İstikamet, doğruluk, adalet ve güvenilirlik demektir. Müslüman, şartlar ne olursa olsun istikamet üzere olan, dürüstlüğünden taviz vermeyen kişidir. Bollukta da darlıkta da, kolaylıkta da zorlukta da ahlakını ve adaletini koruyabilen kişi, gerçek fütüvvet ehlidir. Çünkü emanete sadakat ve adalet, imanla iç içedir. Hz. Peygamber (sav) şöyle buyurmuştur:
“Emaneti olmayanın imanı yoktur, ahdi (sözünde durması) olmayanın da dini yoktur.” (Ahmed b. Hanbel, Müsned, 3/135)

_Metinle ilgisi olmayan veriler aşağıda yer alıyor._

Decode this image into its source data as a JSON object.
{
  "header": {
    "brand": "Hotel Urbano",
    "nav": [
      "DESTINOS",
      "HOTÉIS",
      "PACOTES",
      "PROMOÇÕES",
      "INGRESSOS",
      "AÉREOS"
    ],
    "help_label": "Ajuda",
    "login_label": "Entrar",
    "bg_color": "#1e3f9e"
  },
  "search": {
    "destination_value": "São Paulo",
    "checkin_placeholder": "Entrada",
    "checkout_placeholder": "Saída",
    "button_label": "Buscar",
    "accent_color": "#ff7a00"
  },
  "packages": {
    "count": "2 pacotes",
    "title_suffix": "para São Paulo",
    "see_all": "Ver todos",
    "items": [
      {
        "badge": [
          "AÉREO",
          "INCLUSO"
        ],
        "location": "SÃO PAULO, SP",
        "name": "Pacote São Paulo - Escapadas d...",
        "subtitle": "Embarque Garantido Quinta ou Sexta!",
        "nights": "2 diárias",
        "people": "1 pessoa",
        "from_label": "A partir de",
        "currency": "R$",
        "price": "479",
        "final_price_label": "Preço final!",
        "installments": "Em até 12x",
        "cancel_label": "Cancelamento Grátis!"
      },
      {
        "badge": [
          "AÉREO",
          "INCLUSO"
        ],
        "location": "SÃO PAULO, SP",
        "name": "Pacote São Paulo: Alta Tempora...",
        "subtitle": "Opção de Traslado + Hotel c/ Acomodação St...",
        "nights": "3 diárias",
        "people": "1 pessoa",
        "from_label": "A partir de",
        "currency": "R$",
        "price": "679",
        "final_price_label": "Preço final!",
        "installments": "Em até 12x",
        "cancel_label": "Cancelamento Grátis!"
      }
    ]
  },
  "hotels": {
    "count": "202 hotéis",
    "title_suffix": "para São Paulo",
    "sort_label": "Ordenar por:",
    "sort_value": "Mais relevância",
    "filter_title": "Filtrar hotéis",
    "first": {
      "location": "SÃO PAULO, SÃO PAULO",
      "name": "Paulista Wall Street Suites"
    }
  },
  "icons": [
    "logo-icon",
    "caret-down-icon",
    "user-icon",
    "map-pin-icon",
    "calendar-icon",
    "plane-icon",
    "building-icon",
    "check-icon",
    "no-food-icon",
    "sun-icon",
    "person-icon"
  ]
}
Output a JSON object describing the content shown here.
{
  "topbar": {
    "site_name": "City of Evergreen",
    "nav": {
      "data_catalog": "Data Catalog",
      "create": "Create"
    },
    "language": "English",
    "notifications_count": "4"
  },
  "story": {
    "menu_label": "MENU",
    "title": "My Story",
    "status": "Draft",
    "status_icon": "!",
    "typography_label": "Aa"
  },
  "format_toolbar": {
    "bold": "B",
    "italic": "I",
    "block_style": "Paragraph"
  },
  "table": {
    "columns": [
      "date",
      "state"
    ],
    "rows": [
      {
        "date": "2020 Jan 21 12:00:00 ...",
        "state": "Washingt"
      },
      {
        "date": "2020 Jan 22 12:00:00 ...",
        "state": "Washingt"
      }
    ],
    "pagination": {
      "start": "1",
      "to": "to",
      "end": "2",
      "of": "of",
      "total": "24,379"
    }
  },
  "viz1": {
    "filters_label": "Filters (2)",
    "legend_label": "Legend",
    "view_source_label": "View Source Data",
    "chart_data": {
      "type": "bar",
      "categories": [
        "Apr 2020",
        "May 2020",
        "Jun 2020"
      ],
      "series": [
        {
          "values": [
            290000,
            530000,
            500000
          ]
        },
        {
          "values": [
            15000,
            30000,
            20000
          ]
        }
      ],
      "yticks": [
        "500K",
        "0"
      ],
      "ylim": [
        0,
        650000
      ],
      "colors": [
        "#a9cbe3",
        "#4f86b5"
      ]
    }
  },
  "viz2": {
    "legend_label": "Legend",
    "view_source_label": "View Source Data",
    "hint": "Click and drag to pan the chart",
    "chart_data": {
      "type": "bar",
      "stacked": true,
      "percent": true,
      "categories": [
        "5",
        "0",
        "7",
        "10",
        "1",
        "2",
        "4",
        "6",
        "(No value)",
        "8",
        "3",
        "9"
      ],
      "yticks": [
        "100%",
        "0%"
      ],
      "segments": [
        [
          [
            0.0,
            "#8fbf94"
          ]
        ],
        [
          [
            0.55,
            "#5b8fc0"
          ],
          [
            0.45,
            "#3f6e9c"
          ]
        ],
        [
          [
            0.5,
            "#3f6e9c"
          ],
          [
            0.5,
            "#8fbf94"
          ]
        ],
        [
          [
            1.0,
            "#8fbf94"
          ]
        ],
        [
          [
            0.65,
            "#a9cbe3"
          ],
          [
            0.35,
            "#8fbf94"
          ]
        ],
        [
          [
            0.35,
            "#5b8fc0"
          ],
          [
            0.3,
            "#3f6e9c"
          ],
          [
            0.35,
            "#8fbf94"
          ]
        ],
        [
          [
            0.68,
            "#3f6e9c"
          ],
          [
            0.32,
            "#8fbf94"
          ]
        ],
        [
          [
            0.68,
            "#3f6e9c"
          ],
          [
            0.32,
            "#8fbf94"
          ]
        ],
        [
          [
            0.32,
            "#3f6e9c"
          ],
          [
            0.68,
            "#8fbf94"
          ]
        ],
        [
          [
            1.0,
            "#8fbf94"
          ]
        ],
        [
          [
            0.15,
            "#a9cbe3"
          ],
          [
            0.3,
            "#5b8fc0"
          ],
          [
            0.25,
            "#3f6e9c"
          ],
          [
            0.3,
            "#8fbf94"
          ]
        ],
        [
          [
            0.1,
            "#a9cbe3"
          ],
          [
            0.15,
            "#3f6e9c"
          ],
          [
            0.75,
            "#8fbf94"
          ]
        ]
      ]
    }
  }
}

İstikamet üzere olmak, yalnızca ibadetlerde değil, ticarette, dostlukta, aile hayatında ve tüm insanî ilişkilerde dürüst ve güvenilir olmayı gerektirir. Selçuklu ve Osmanlı’nın Ahilik teşkilatında, fütüvvet ehli olan kişiler, kazançlarını helal yoldan sağlamak, hile yapmamak ve kimseye zulmetmemek ilkesiyle hareket ederdi. Bugün de erdemli gençlik, bu mirası kuşanmalı ve adaletten, dürüstlükten ve istikametten ayrılmayan bir duruş sergilemelidir.
📌 Sen de her durumda istikamet üzere ol!